The older soldiers used to say faith gives a man courage. I thought courage came from willpower. From clenching your jaw, gripping your weapon tighter, refusing to give in. I laughed at the priests when they spoke of trusting Yahweh to deliver us. I trusted only what I could see—my sword, my strength, my control.
And then one morning, I saw what all my strength was worth.
The valley stretched before us, its floor carved by the dry streambed that cut between the armies of Israel and Philistia. For forty days, their champion came down into that valley—Goliath of Gath, a man built like a fortress. His voice shook the ground. His armor gleamed like a bronze sunrise. Every time he roared his challenge, we stood there, gripping our spears, pretending we were brave.
And I—I who prided myself on my strength—stood among them. Silent. Paralyzed.
If you’ve ever told yourself you were strong enough to face anything, that you just had to push harder, grit your teeth, or power through—then you already know me. You know the kind of man I was.
I believed in muscle, discipline, and control. I trusted willpower more than God. And that day, when a boy named David walked into a valley with nothing but a sling, I learned what real strength looked like.

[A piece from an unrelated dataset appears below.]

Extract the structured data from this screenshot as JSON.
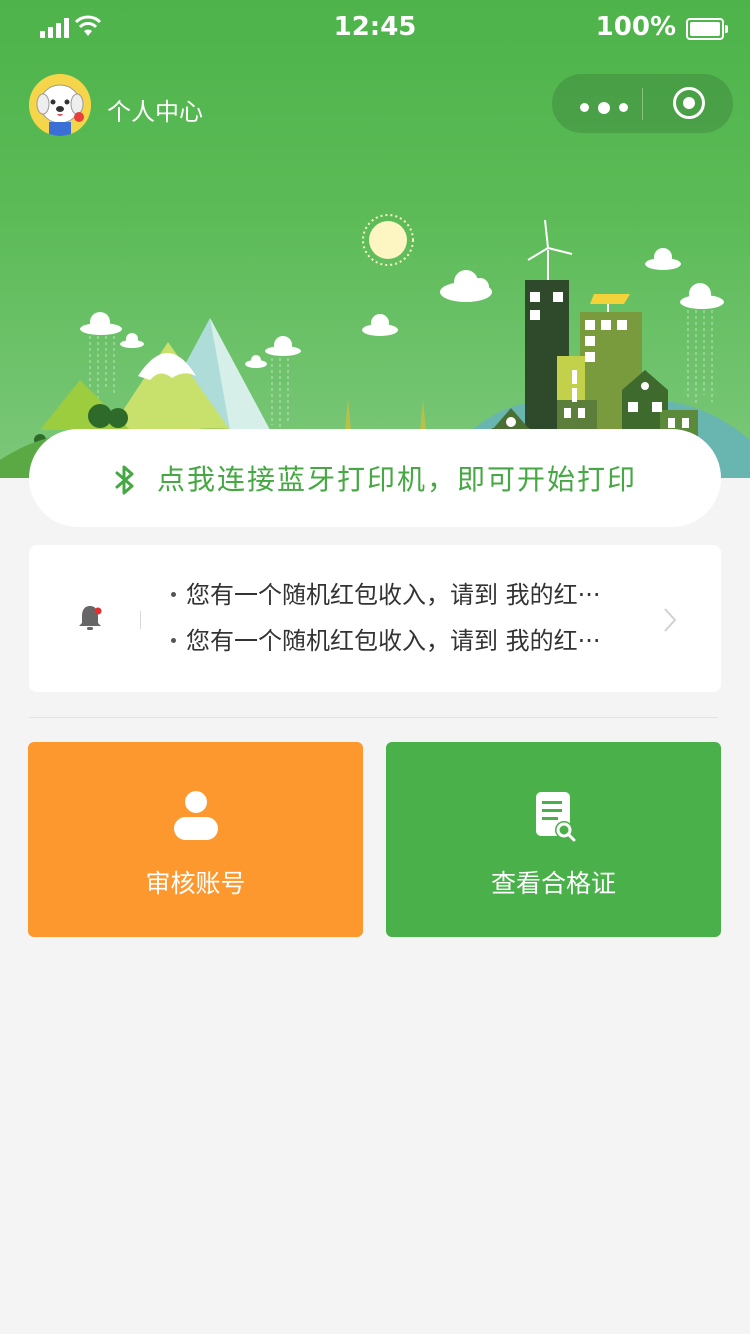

The sun in that valley burned like judgment, a white-hot eye staring down on our shame. The air itself felt angry, pressing against your skin until your armor stuck to your back. We’d been camped there for weeks, the men of Israel lined on one ridge, the Philistines on the other, with a wound of dry earth yawning between us. The stream that once cut through the Valley of Elah had long since bled out—just a cracked bed of stone and dust now, littered with the bones of jackals. Every step crunched like breaking pottery.
At first, the camp was full of talk. Boasting. Plans. Men slapping each other on the back, polishing their shields, daring one another to face the giant. But that was in the early days—back when courage was still cheap and no one had yet seen Goliath up close. By the end of the first week, the laughter died. The songs stopped. Even the priests’ prayers sounded thinner. We started moving slower, talking quieter, pretending to sharpen our blades when there was nothing left to sharpen but our fear.
The Philistines across the ravine were loud—always loud. Their fires burned bright at night, the smoke thick with roasting meat and arrogance. You could hear their laughter echo through the valley as they mocked us, calling us cowards, dogs, servants of a weak king. And maybe they were right.
Their champion, Goliath of Gath, was no mere man. He was a fortress in flesh—taller than any of us by two heads, shoulders broad as a cart. His armor wasn’t the dull iron we carried; it was bronze that caught the sun like fire. The man shimmered, like a god of war stepping out of a furnace. The shaft of his spear was thick as a weaver’s beam, the iron tip heavy enough that two men together would have struggled to lift it.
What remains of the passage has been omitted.